When he first raised the issue in the spring, Mulcair sparked a sharp political debate. The Conservatives accused the NDP leader of being anti-growth and trying to pit one region against another.
 
But in June, a report by the Organization for Economic Co-operation and Development highlighted the economic disparities across the country.
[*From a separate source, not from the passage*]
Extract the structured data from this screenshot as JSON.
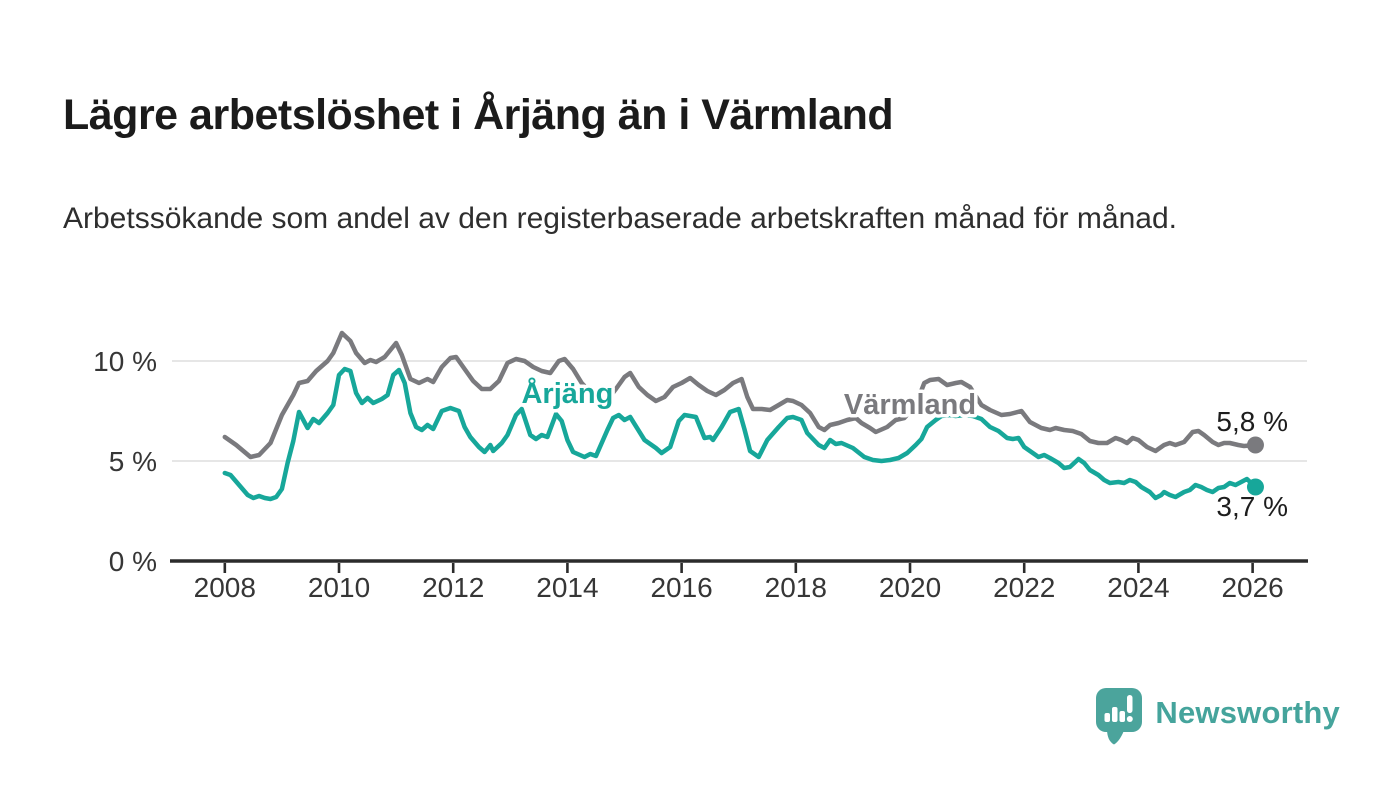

Alberta, Saskatchewan and Newfoundland enjoyed the largest income gains over the last decade, thanks to their booming resource economies, while Ontario lagged because of its reliance on a “sluggish” manufacturing sector, the report said.
 
It noted that the manufacturing sector had shrunk, taking with it jobs, and blamed the trend pegged on the rise in the Canadian loonie.
 
However, Bank of Canada Governor Mark Carney waded into the debate last week, saying that high commodity prices are “good for Canada” and dismissed suggestions that Dutch Disease is to blame for inequities in the Canadian economy.
 
He said that only about half of the rise of the Canadian dollar on exchange markets in the past decade can be attributed to higher natural resource prices. Instead, he said changes in the Canadian economy were more the result of external factors.